Xenogen (Alameda, California) launched its IVIS 3D Imaging System, which it said is the first 3-D biophotonic imaging system, at the 4th annual meeting of the Society for Molecular Imaging (SMI; Kerrville, Texas) in Cologne, Germany, earlier this month.
The IVIS 3D Imaging System is "a camera that's capable of taking multiple view images" of what is taking place inside a live mouse for drug development and gene expression studies, the company said.
"If you think of an angle as being 360 degrees, and every 20 degrees a picture can be taken," Pamela Contag, PhD, president of Xenogen, told Diagnostics & Imaging Week. "Actually, you can set it for however many angles you want it to take, and the more angles you take, the more photonic data you collect ....and you collect all these pictures into one tomographic image."
The device allows researchers to use "real-time imaging to monitor and record cellular and genetic activity with-in a living organism," according to Xenogen.
Within the mice, the genes that are being studied, or the drug, are tagged with a fluorescent agent, and those agents light up the metabolic activity within the mouse, which can be seen with the imaging system's camera. For purposes of study, the mouse is anesthetized for the duration of the process, Contag said.
"The animal is usually one that has cells within it that glow or specific genes that glow," she said. "So, the biological process is emitting light. Our cameras can image that from outside the animal."
The device itself is like a box with a camera on top, Contag said. Within that box, there is a heated transparent platform, and the mouse lies on that platform while the platform rotates. And "through the camera and the mirror set-up, [the device] can take pictures of the light being emitted from the mouse at all the different angles."
The technology incorporates luciferase, the enzyme that makes fireflies and some bacteria glow, into the living animals, the company said. The camera is attached to a computer, and it is on that screen where the images are viewed.
"With the 3-D camera, you can actually take all of the different angles, put them into an algorithm .... which can track back to the source of the light and do a 3-D construction about what compartment in the animal that light is being emitted from," Contag said.
The capability to do such imaging studies is important in a number of areas, including drug discovery.

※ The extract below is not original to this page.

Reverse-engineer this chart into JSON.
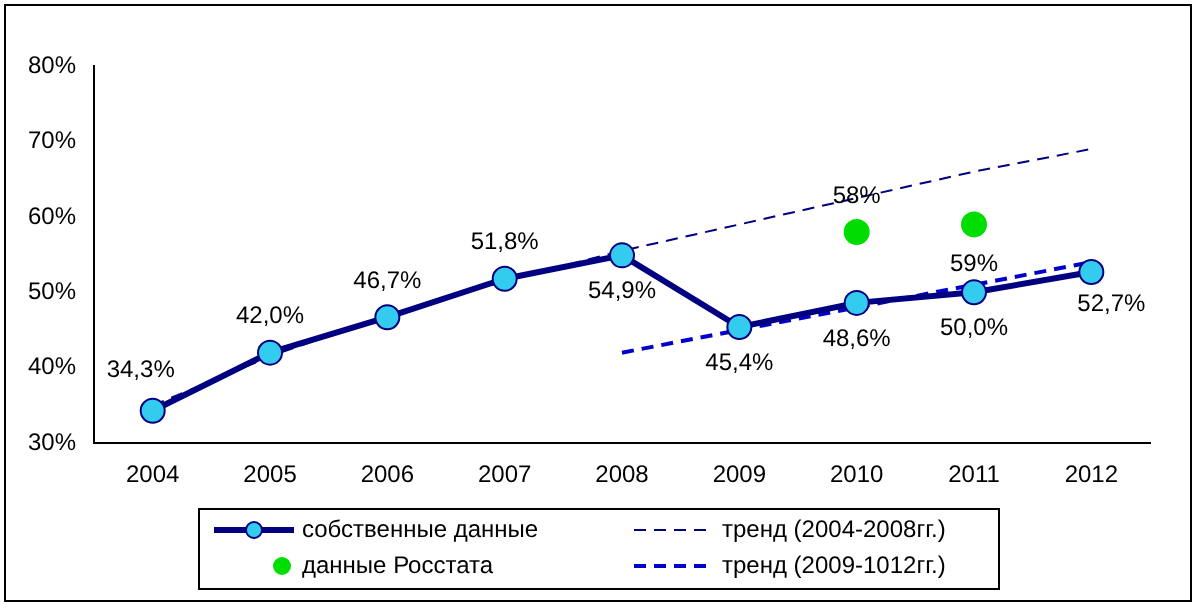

"The reason we're interested in 3-D imaging is that certain disease processes," for example, cancer, involves metastatic disease, she said. "Certain drugs may have a positive or negative interaction with those compartments. In other words, they can be toxic to a compartment, they can actually kill the tumor in a compartment, or .... a drug might not be able to enter a compartment because it can't cross the blood-brain barrier."
Researchers also can tell from viewing the image where the best target-drug interaction is located. For somebody who is researching a way to cure cancer, she said, that light would tell them "a lot about what kind of compound they should be developing. And if they already have a compound, what is the best indication for that drug."
Another area in which the camera could be used is in inflammatory disease, Contag said. "Inflammatory disease is really interesting because it plays a role in several different therapeutic areas: infectious disease, oncology, bone disease and arthritis."
Xenogen will be marketing the IVIS imaging system, which costs $295,000, through its direct sales force, she said.
One of its advantages, she said, is that it has a small footprint of about 2 feet by 3 feet, which includes the computer. "It can sit on every benchtop in every single laboratory," Contag said. "It's not a huge piece of equipment."